Рыбаков опустил вожжи. Жеребец оборвал бег и пошел ровным шагом. Василий Иванович намотал вожжи на головку санок. «Ну!» — шутливо подтолкнул попутчика в бок и выпрыгнул из кошевки. Следом за ним выскочил и Степан. Положив руки на спинку саней, они пошли рядом. Степан был на целую голову ниже Рыбакова. Длинный, с чужого плеча тулуп волочился за ним по снегу, путался в ногах.
Минут через двадцать оба изрядно запыхались. Подобрав полы, втиснулись в кошевку. Рыбаков снял огромные, почти до локтей рукавицы-мохнатушки из собачьего меха, стянул шерстяные перчатки.
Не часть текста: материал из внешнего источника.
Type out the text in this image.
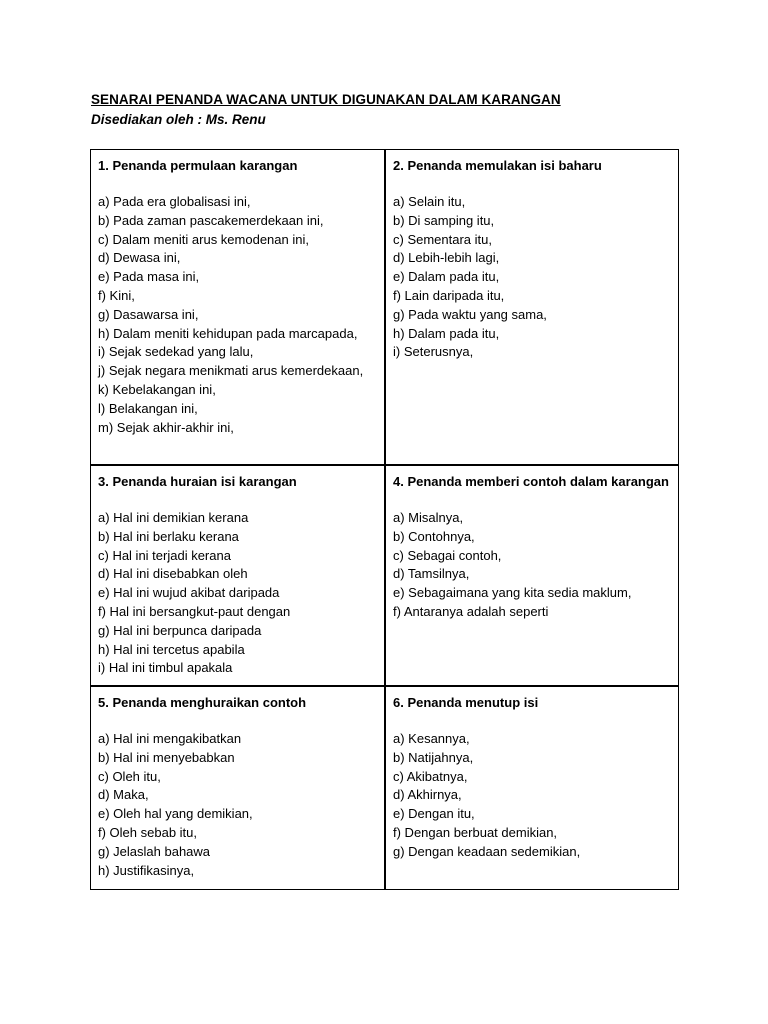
SENARAI PENANDA WACANA UNTUK DIGUNAKAN DALAM KARANGAN
Disediakan oleh : Ms. Renu
1. Penanda permulaan karangan
a) Pada era globalisasi ini,
b) Pada zaman pascakemerdekaan ini,
c) Dalam meniti arus kemodenan ini,
d) Dewasa ini,
e) Pada masa ini,
f) Kini,
g) Dasawarsa ini,
h) Dalam meniti kehidupan pada marcapada,
i) Sejak sedekad yang lalu,
j) Sejak negara menikmati arus kemerdekaan,
k) Kebelakangan ini,
l) Belakangan ini,
m) Sejak akhir-akhir ini,
2. Penanda memulakan isi baharu
a) Selain itu,
b) Di samping itu,
c) Sementara itu,
d) Lebih-lebih lagi,
e) Dalam pada itu,
f) Lain daripada itu,
g) Pada waktu yang sama,
h) Dalam pada itu,
i) Seterusnya,
3. Penanda huraian isi karangan
a) Hal ini demikian kerana
b) Hal ini berlaku kerana
c) Hal ini terjadi kerana
d) Hal ini disebabkan oleh
e) Hal ini wujud akibat daripada
f) Hal ini bersangkut-paut dengan
g) Hal ini berpunca daripada
h) Hal ini tercetus apabila
i) Hal ini timbul apakala
4. Penanda memberi contoh dalam karangan
a) Misalnya,
b) Contohnya,
c) Sebagai contoh,
d) Tamsilnya,
e) Sebagaimana yang kita sedia maklum,
f) Antaranya adalah seperti
5. Penanda menghuraikan contoh
a) Hal ini mengakibatkan
b) Hal ini menyebabkan
c) Oleh itu,
d) Maka,
e) Oleh hal yang demikian,
f) Oleh sebab itu,
g) Jelaslah bahawa
h) Justifikasinya,
6. Penanda menutup isi
a) Kesannya,
b) Natijahnya,
c) Akibatnya,
d) Akhirnya,
e) Dengan itu,
f) Dengan berbuat demikian,
g) Dengan keadaan sedemikian,
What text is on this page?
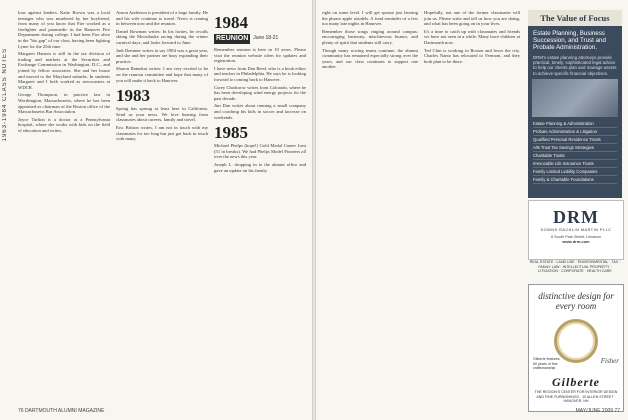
1963-1984 CLASS NOTES

lous against lenders. Katie Brown was a local teenager who was murdered by her boyfriend, from many of you know that Fire worked as a firefighter and paramedic in the Hanover Fire Department during college. I had been Fire alive in the "bio gap" of our class, having been fighting Lyme for the 25th time.

Margaret Hansen is still in the tax division of trading and markets at the Securities and Exchange Commission in Washington, D.C., and joined by fellow associates. She and her house and moved to the Maryland suburbs. In students Margaret and I both worked as newscasters at WDCR.

George Thompson, in practice law in Worthington, Massachusetts, where he has been appointed as chairman of the Boston office of the Massachusetts Bar Association.

Joyce Tarlton is a doctor at a Pennsylvania hospital, where she works with kids on the field of education and writes.

Anson Anderson is president of a large family. He and his wife continue to travel. News is coming in between now and the reunion.

Daniel Bowman writes: In his forties, he recalls skiing the Moosilauke racing during the winter carnival days, and looks forward to June.

Judi Deminer writes to say 1984 was a great year, and she and her partner are busy expanding their practice.

Sharon Ratnekar writes: I am very excited to be on the reunion committee and hope that many of you will make it back to Hanover.

1983

Spring has sprung at least here in California. Send us your news. We love hearing from classmates about careers, family and travel.

Eric Britton writes, I am not in touch with my classmates for too long but just got back in touch with many.

1984
REUNION	June 18-21

Remember reunion is here in 10 years. Please visit the reunion website often for updates and registration.

I have news from Dan Reed, who is a book editor and teacher in Philadelphia. He says he is looking forward to coming back to Hanover.

Corey Chodorow writes from Colorado, where he has been developing wind energy projects for the past decade.

Jim Dan writes about running a small company and coaching his kids in soccer and lacrosse on weekends.

1985

Michael Phelps (hope!) Gold Medal Career Lent (51 in breaks). We had Phelps Model Pioneers all over the news this year.

Joseph L. dropping in to the alumni office and gave an update on his family.

76 DARTMOUTH ALUMNI MAGAZINE

right on some level. I will get spouse just hearing the phrase apple strudels. A fond reminder of a few too many late nights in Hanover.

Remember those songs ringing around campus: encouraging harmony, mischievous humor, and plenty of spirit that students still carry.

Though many rowing teams continue, the alumni community has remained especially strong over the years, and our class continues to support one another.

Hopefully, not one of the former classmates will join us. Please write and tell us how you are doing, and what has been going on in your lives.

It's a time to catch up with classmates and friends we have not seen in a while. Many have children at Dartmouth now.

Ted Chin is working in Boston and loves the city. Charles Nantz has relocated to Vermont, and they both plan to be there.

The Value of Focus
Estate Planning, Business Succession, and Trust and Probate Administration.
DRM's estate planning attorneys provide practical, timely, sophisticated legal advice to help our clients plan and manage assets to achieve specific financial objectives.
Estate Planning & Administration
Probate Administration & Litigation
Qualified Personal Residence Trusts
A/B Trust Tax Savings Strategies
Charitable Trusts
Irrevocable Life Insurance Trusts
Family Limited Liability Companies
Family & Charitable Foundations
DRM
DOWNS RACHLIN MARTIN PLLC
6 South Park Street, Lebanon
www.drm.com
REAL ESTATE · LAND USE · ENVIRONMENTAL · TAX · FAMILY LAW · INTELLECTUAL PROPERTY · LITIGATION · CORPORATE · HEALTH CARE
distinctive design for every room
Gilberte features 60 years of fine craftsmanship
Fisher
Gilberte
THE REGION'S CENTER FOR INTERIOR DESIGN AND FINE FURNISHINGS · 10 ALLEN STREET · HANOVER, NH
MAY/JUNE 2009 77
Свернув папиросу, передал кисет Степану, а сам принялся крутить колесико зажигалки. Фитиль почему-то не загорался.
— Буксует цивилизация, — насмешливо проговорил Степан. — Обратимся к каменному веку.
С этими словами он извлек из кармана кресало и трут, прижал кусочек бурой мякоти к камню и начал ожесточенно стучать по нему железкой, высекая искру.
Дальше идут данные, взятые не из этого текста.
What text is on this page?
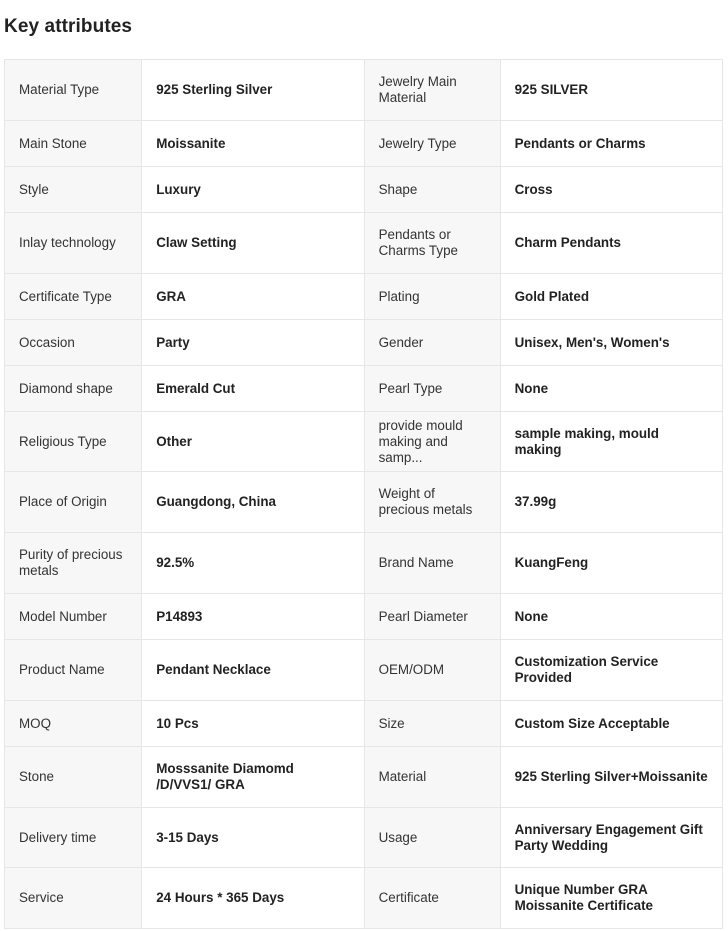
Key attributes
Material Type	925 Sterling Silver	Jewelry Main Material	925 SILVER
Main Stone	Moissanite	Jewelry Type	Pendants or Charms
Style	Luxury	Shape	Cross
Inlay technology	Claw Setting	Pendants or Charms Type	Charm Pendants
Certificate Type	GRA	Plating	Gold Plated
Occasion	Party	Gender	Unisex, Men's, Women's
Diamond shape	Emerald Cut	Pearl Type	None
Religious Type	Other	provide mould making and samp...	sample making, mould making
Place of Origin	Guangdong, China	Weight of precious metals	37.99g
Purity of precious metals	92.5%	Brand Name	KuangFeng
Model Number	P14893	Pearl Diameter	None
Product Name	Pendant Necklace	OEM/ODM	Customization Service Provided
MOQ	10 Pcs	Size	Custom Size Acceptable
Stone	Mosssanite Diamomd /D/VVS1/ GRA	Material	925 Sterling Silver+Moissanite
Delivery time	3-15 Days	Usage	Anniversary Engagement Gift Party Wedding
Service	24 Hours * 365 Days	Certificate	Unique Number GRA Moissanite Certificate
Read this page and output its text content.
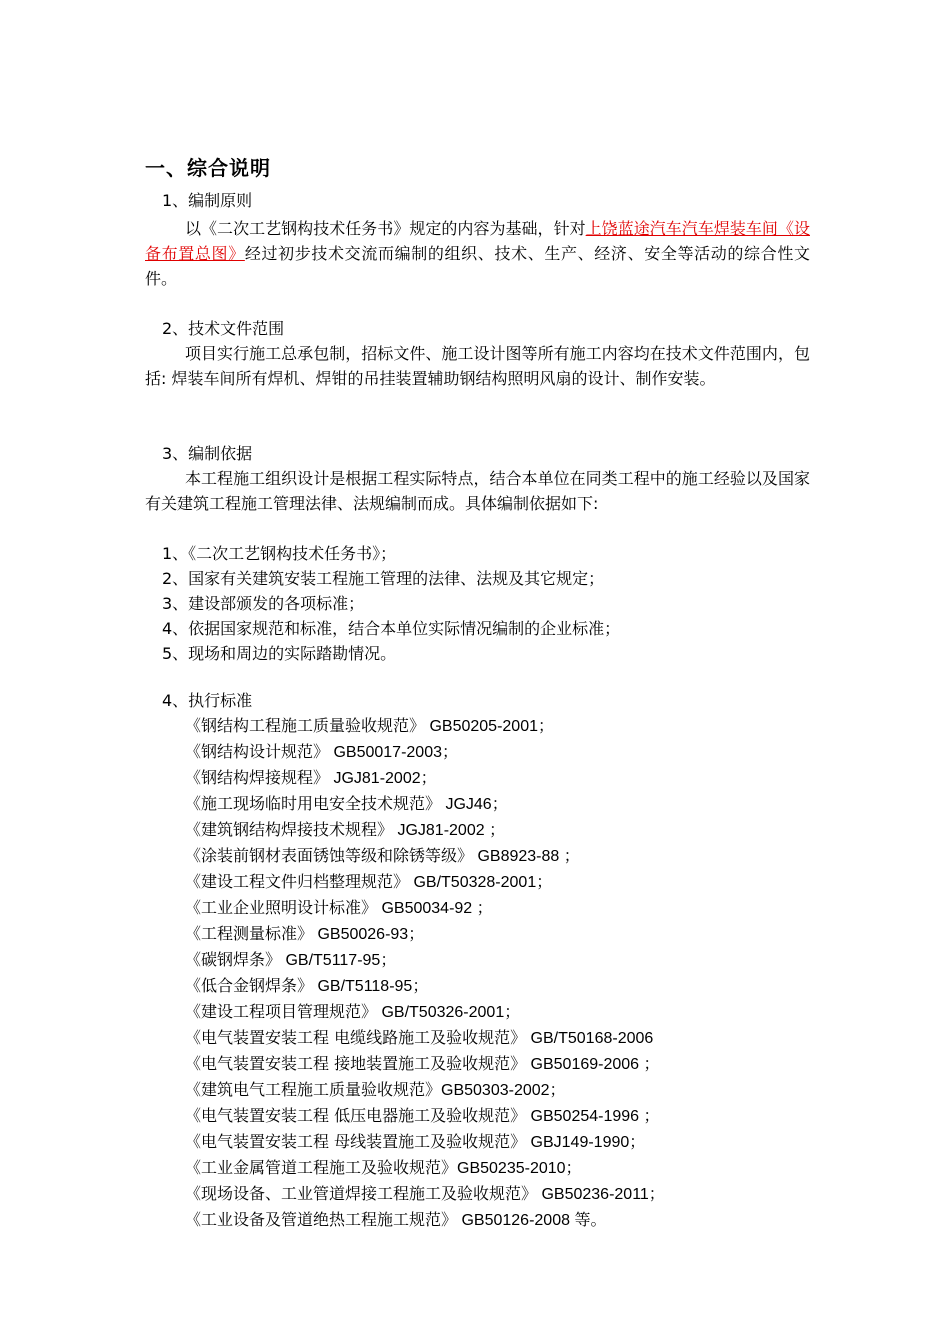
一、综合说明
1、编制原则
以《二次工艺钢构技术任务书》规定的内容为基础，针对上饶蓝途汽车汽车焊装车间《设备布置总图》经过初步技术交流而编制的组织、技术、生产、经济、安全等活动的综合性文件。
2、技术文件范围
项目实行施工总承包制，招标文件、施工设计图等所有施工内容均在技术文件范围内，包括: 焊装车间所有焊机、焊钳的吊挂装置辅助钢结构照明风扇的设计、制作安装。
3、编制依据
本工程施工组织设计是根据工程实际特点，结合本单位在同类工程中的施工经验以及国家有关建筑工程施工管理法律、法规编制而成。具体编制依据如下:
1、《二次工艺钢构技术任务书》；
2、国家有关建筑安装工程施工管理的法律、法规及其它规定；
3、建设部颁发的各项标准；
4、依据国家规范和标准，结合本单位实际情况编制的企业标准；
5、现场和周边的实际踏勘情况。
4、执行标准
《钢结构工程施工质量验收规范》 GB50205-2001；
《钢结构设计规范》 GB50017-2003；
《钢结构焊接规程》 JGJ81-2002；
《施工现场临时用电安全技术规范》 JGJ46；
《建筑钢结构焊接技术规程》 JGJ81-2002 ；
《涂装前钢材表面锈蚀等级和除锈等级》 GB8923-88 ；
《建设工程文件归档整理规范》 GB/T50328-2001；
《工业企业照明设计标准》 GB50034-92 ；
《工程测量标准》 GB50026-93；
《碳钢焊条》 GB/T5117-95；
《低合金钢焊条》 GB/T5118-95；
《建设工程项目管理规范》 GB/T50326-2001；
《电气装置安装工程 电缆线路施工及验收规范》 GB/T50168-2006
《电气装置安装工程 接地装置施工及验收规范》 GB50169-2006 ；
《建筑电气工程施工质量验收规范》GB50303-2002；
《电气装置安装工程 低压电器施工及验收规范》 GB50254-1996 ；
《电气装置安装工程 母线装置施工及验收规范》 GBJ149-1990；
《工业金属管道工程施工及验收规范》GB50235-2010；
《现场设备、工业管道焊接工程施工及验收规范》 GB50236-2011；
《工业设备及管道绝热工程施工规范》 GB50126-2008 等。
Наконец оба прикурили. Рыбаков надел рукавицы, взял вожжи, слегка натянул их, прикрикнул:
— Но, Воронко!
Жеребец фыркнул, рванулся и понес. В лицо ударил холодный ветер, брызнули снежные крошки из-под копыт.
— Согрелся? — Василий Иванович повернулся лицом к Степану.
— Как в бане.
Немного помолчали. Рыбаков вдруг заговорил неожиданно строго:
— Что-то ты, комсомольский секретарь, в последнее время стал шибко своевольничать. Вчера Лещенко нагрубил.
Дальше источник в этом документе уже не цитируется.